A newly discovered burial complex in Sirolo, Italy is offering rare insight into the Piceni, a pre-Roman civilisation that shared its border with the Etruscans but left almost no written history.

Long before Rome dominated the Italian peninsula, a civilisation called the Piceni ruled its Adriatic coast — and left almost nothing behind to explain who they were. Because they kept very few written records, archaeologists have had to reconstruct their history almost entirely through what they buried with their dead.

A newly announced discovery in Sirolo is now adding a significant piece to that picture. On July 1, the Superintendency of Archaeology, Fine Arts and Landscape for the Provinces of Ancona, Pesaro and Urbino confirmed the find of a sixth-century BC burial complex belonging to the Piceni’s ruling elite, sharing their northern border with the better-documented Etruscans.

At the heart of the complex, inside a large circular wooden enclosure, lay the grave of a man buried with an intact two-wheeled wooden chariot called a currus, along with a helmet, an axe and bronze vessels sealed with ceramic lids. Researchers believe the vessels once held food offerings or remains of a funeral feast meant for the afterlife.

Beside him was the separate burial of a woman, laid to rest with textiles, shoes and fibulae — ornate metal pins used to fasten clothing. One large fibula, decorated with amber, was found near her head and may have formed part of a headdress. Her grave lies close to the well-known Queen’s Tomb, unearthed in 1989, which held a Piceni woman buried alongside two chariots and two mules.
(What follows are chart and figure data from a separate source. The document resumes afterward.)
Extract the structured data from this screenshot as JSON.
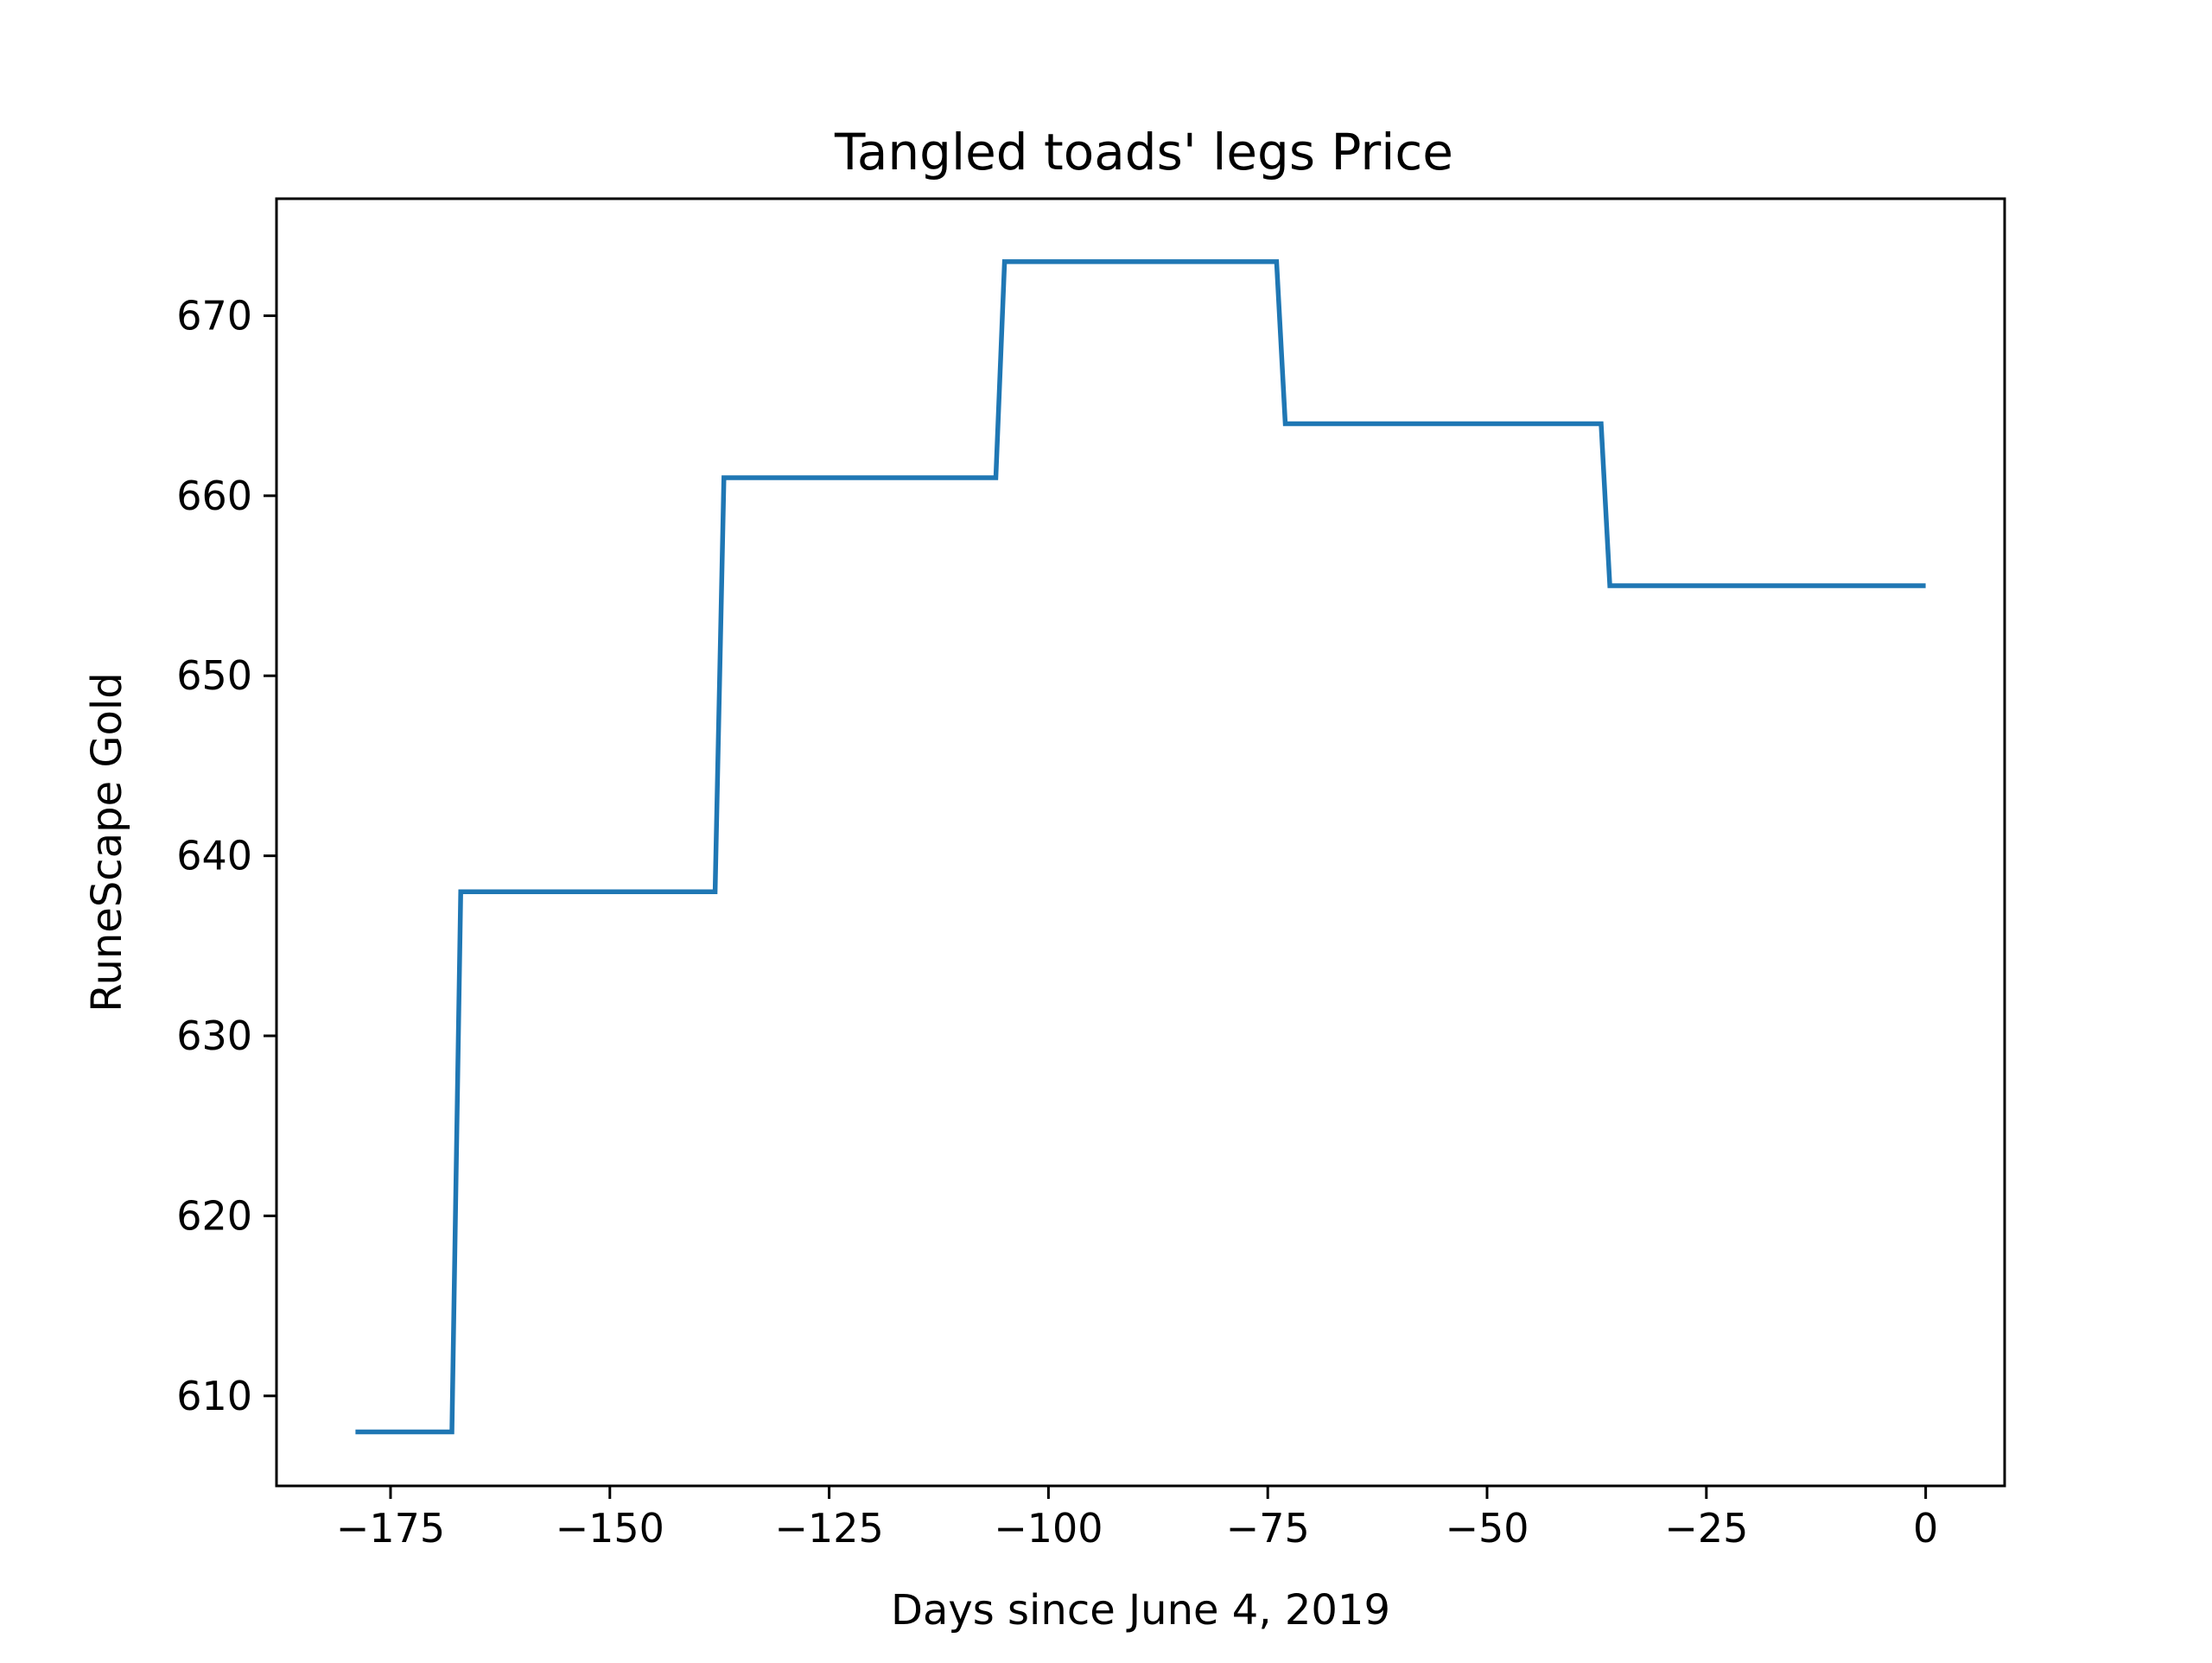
{
  "chart_data": {
    "type": "line",
    "title": "Tangled toads' legs Price",
    "xlabel": "Days since June 4, 2019",
    "ylabel": "RuneScape Gold",
    "xlim": [
      -188,
      9
    ],
    "ylim": [
      605,
      676.5
    ],
    "xticks": [
      {
        "value": -175,
        "label": "−175"
      },
      {
        "value": -150,
        "label": "−150"
      },
      {
        "value": -125,
        "label": "−125"
      },
      {
        "value": -100,
        "label": "−100"
      },
      {
        "value": -75,
        "label": "−75"
      },
      {
        "value": -50,
        "label": "−50"
      },
      {
        "value": -25,
        "label": "−25"
      },
      {
        "value": 0,
        "label": "0"
      }
    ],
    "yticks": [
      {
        "value": 610,
        "label": "610"
      },
      {
        "value": 620,
        "label": "620"
      },
      {
        "value": 630,
        "label": "630"
      },
      {
        "value": 640,
        "label": "640"
      },
      {
        "value": 650,
        "label": "650"
      },
      {
        "value": 660,
        "label": "660"
      },
      {
        "value": 670,
        "label": "670"
      }
    ],
    "grid": false,
    "legend": false,
    "series": [
      {
        "color": "#1f77b4",
        "x": [
          -179,
          -168,
          -167,
          -138,
          -137,
          -106,
          -105,
          -74,
          -73,
          -37,
          -36,
          0
        ],
        "y": [
          608,
          608,
          638,
          638,
          661,
          661,
          673,
          673,
          664,
          664,
          655,
          655
        ]
      }
    ]
  }
}
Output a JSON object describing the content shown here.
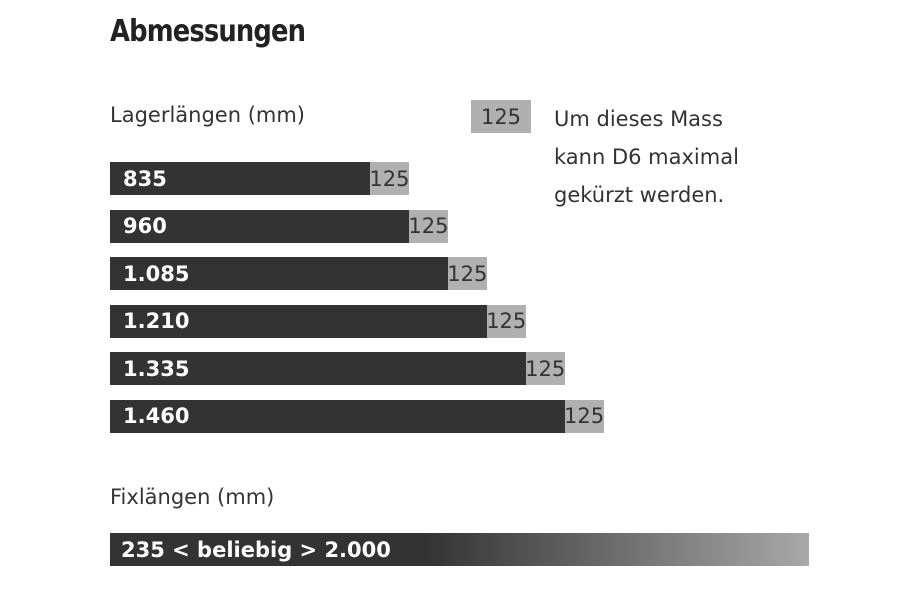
{
  "title": "Abmessungen",
  "colors": {
    "bar": "#333333",
    "extension": "#b0b0b0",
    "gradient_end": "#a8a8a8"
  },
  "legend": {
    "swatch_label": "125",
    "text_lines": [
      "Um dieses Mass",
      "kann D6 maximal",
      "gekürzt werden."
    ]
  },
  "chart_data": {
    "type": "bar",
    "orientation": "horizontal",
    "stacked": true,
    "title": "Lagerlängen (mm)",
    "categories": [
      "835",
      "960",
      "1.085",
      "1.210",
      "1.335",
      "1.460"
    ],
    "series": [
      {
        "values": [
          835,
          960,
          1085,
          1210,
          1335,
          1460
        ]
      },
      {
        "values": [
          125,
          125,
          125,
          125,
          125,
          125
        ]
      }
    ],
    "value_labels": [
      "835",
      "960",
      "1.085",
      "1.210",
      "1.335",
      "1.460"
    ],
    "extension_labels": [
      "125",
      "125",
      "125",
      "125",
      "125",
      "125"
    ]
  },
  "fixed": {
    "label": "Fixlängen (mm)",
    "bar_text": "235 < beliebig > 2.000"
  }
}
What sets this cemetery apart from earlier Piceni burial grounds is its design: rather than the ditch typically used to separate the living from the dead, this site was enclosed by a wooden palisade and built atop a small hill. Archaeologists say it is the first time they have identified an entire aristocratic nucleus belonging to the Piceni, following an earlier 2020 discovery in the same cemetery that turned up another princely tomb with its own iron-wheeled chariot and weapons.